Merry squinted up at him, trying to focus through eyes nearly swollen shut. “Why you crying, Frodo?” he whispered. “There was naught I told them. The secret is safe.”
Frodo’s hand was lightly on his cousin’s chest to feel his last breath. Pippin croaked the same assurance then closed his eyes and quietly passed before the Ring-bearer could even say a word. He had been at both their births and now at their deaths. Only then did he hold them and rock them as he wailed in his grief.
See what you have done? You killed them and for what? You think by causing all this pain you will prevent me from returning to my master’s hand? Look at them who you have destroyed for naught and use me even now to gain your vengeance against those who gave so many strokes against such fair skin. Use me even against yourself.
Frodo clenched his jaw and fists against the temptation that welled up in him so fierce and hot. He nearly yielded, yet something kept him back from that madness. His cousins would not have died in vain.
You can still use me and save another.
Frodo looked at Sam then with deeply agonized eyes and the two understood each other. The Ring-bearer saw the same implacable ‘no’ in Sam’s eyes to what the gardener knew the Ring was telling his master. He made sure that Frodo also saw his complete love and forgiveness. Frodo dwelt in that love and in the arms that embraced him until the Orcs came for his beloved guardian, and all the desperate attempts to hold onto him were proved vain. The last thing Frodo saw of his Sam, though he was nearly blind from tears, was that same love with all the strength to endure that such a look could give. It gave him enough will to resist the almost overwhelming desire to give himself and the Ring up. He did not hear any of Sam’s screams for his own overwhelmed them.
Sam was brought back already dead. Frodo curled up by him and his cousins and awaited the next horror. When the Orcs came for him, he did not resist. He looked once at the bodies of those who had made up a great part of his heart and then moved away. There was nothing his enemies could do to him. He was dead. There was a great black hole where he used to dwell. There was no torture that could hurt him. He did not cry out when their whips tore at his tender skin. He did not answer any of their questions. He was dead. Nothing was left but naked will to destroy the thing that had wrecked such havoc in his heart and soul, to destroy the Destroyer. His will was made all the more indomitable by the Ring’s own malice.
You are that Destroyer. And yet you think to destroy me as well, when you could instead all the power of the world at your command?

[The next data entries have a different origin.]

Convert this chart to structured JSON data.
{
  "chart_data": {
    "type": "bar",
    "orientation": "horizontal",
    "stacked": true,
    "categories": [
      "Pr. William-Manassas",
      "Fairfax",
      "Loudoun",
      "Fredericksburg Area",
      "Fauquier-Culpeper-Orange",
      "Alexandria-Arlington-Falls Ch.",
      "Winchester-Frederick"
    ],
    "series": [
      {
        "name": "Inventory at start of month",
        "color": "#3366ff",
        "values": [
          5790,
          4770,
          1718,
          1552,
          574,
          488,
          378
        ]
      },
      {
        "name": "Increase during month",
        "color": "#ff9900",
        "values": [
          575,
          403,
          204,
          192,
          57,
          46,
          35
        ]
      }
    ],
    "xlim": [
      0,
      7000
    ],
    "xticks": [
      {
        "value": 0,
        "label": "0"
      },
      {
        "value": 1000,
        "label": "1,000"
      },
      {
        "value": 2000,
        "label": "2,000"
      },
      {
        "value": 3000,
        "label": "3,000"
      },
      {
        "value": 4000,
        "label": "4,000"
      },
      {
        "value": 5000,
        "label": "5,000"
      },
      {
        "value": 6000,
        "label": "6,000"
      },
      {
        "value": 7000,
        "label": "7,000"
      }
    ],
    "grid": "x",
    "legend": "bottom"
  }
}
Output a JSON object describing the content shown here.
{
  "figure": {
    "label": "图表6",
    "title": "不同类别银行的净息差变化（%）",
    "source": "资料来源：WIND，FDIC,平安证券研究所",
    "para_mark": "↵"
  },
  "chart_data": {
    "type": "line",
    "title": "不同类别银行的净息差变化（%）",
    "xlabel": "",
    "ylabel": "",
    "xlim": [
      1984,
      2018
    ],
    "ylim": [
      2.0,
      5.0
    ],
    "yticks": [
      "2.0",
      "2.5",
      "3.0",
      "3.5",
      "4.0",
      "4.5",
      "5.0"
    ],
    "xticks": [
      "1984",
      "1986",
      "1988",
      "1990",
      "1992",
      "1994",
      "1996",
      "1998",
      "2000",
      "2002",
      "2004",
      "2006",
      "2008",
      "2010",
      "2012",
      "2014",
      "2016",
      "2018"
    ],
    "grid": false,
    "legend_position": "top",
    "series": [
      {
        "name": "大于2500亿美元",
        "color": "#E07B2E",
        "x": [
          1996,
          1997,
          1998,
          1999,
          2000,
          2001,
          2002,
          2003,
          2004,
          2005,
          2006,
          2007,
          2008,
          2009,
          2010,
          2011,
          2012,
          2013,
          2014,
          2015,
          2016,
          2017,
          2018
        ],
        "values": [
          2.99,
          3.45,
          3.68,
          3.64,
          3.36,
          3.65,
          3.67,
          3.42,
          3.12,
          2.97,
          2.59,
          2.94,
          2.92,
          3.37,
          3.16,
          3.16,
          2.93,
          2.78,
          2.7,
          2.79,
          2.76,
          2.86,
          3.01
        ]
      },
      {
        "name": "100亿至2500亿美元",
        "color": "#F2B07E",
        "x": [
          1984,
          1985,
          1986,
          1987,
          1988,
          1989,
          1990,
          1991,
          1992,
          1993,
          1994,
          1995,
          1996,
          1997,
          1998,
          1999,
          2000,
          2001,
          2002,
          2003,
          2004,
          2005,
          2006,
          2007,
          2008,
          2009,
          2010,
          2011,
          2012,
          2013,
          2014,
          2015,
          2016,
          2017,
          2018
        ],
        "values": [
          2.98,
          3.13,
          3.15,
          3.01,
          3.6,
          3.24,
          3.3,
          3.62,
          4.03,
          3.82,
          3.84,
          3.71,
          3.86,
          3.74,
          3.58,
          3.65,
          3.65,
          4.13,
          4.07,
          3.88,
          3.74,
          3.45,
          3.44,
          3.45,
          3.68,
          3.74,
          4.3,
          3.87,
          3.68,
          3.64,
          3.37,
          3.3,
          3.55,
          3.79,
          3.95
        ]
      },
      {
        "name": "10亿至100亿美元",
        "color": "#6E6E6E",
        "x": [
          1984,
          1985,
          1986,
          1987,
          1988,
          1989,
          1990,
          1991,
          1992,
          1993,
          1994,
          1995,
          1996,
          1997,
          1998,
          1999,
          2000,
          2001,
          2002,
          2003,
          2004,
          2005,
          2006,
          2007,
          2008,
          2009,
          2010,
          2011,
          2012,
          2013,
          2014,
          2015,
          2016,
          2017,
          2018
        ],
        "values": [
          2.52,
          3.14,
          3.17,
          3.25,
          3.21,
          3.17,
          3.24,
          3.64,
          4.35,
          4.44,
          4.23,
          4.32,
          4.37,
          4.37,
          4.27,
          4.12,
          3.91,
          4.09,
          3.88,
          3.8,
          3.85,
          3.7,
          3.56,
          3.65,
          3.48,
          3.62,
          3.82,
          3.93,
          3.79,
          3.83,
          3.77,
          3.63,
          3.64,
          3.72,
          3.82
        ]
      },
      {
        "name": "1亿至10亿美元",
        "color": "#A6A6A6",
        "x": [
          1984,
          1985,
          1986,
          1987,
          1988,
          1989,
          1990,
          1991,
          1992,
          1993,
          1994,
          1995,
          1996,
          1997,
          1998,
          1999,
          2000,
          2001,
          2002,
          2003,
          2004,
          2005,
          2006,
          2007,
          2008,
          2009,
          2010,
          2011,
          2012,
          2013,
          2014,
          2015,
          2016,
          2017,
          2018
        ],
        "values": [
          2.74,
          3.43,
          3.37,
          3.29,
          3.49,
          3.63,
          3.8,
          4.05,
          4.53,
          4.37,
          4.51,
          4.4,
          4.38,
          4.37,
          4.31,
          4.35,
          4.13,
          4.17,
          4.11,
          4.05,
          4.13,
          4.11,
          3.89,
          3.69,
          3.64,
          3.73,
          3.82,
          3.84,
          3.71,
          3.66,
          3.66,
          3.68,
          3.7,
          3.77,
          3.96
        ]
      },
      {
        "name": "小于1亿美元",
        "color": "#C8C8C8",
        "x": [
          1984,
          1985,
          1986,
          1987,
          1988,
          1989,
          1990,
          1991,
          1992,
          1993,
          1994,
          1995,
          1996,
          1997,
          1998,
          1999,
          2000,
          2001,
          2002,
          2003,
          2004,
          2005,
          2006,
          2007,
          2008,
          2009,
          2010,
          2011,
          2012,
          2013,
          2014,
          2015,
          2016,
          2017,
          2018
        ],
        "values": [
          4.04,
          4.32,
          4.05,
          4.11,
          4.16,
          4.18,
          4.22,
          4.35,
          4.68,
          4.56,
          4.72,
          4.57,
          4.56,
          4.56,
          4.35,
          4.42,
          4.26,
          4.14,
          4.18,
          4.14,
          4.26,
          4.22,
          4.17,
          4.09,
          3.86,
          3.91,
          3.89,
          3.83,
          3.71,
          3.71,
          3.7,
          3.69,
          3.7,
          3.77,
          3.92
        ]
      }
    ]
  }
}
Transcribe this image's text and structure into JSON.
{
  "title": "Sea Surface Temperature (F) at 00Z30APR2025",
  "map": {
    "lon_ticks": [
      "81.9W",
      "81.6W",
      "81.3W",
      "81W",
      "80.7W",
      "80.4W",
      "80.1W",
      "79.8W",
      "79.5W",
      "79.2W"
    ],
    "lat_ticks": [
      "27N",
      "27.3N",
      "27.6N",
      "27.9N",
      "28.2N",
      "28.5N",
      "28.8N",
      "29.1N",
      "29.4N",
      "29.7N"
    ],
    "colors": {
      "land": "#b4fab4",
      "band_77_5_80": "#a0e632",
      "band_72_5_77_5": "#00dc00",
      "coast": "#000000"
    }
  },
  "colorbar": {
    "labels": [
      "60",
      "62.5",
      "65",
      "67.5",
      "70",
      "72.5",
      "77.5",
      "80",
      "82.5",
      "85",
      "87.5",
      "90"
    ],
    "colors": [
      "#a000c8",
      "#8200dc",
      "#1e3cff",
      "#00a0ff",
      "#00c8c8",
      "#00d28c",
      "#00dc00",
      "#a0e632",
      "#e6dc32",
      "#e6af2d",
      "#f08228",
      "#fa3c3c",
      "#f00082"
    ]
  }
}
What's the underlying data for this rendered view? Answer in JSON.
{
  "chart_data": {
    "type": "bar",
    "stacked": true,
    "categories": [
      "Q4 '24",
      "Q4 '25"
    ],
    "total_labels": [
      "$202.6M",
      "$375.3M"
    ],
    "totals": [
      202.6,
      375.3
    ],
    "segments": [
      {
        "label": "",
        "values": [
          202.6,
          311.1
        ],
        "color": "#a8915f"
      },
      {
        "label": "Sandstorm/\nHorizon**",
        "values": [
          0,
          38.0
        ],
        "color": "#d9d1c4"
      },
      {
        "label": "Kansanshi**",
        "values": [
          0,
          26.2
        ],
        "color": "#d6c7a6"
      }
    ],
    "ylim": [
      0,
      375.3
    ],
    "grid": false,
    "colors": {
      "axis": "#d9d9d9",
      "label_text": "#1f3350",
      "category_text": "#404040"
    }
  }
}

Frodo did not respond. Disgusted at their prisoner’s lack of response, the Orcs tossed him back into his cell where he was alone. He lay in a swoon. How indeed would he be able to destroy the Ring now? Yet he must. The sacrifices already made would not be in vain. That monstrous voice would be silenced forever.
The next thing Frodo was aware of in a daze of wonder was the sound of singing, then an even more marvelous sound.
“Frodo! Mr. Frodo, my dear!” cried Sam, tears almost blinding him. “It’s Sam, I’ve come!” He half-lifted his master and hugged him to his breast. Frodo opened his eyes.
“Am I still dreaming?” he muttered. “But the other dreams were horrible.”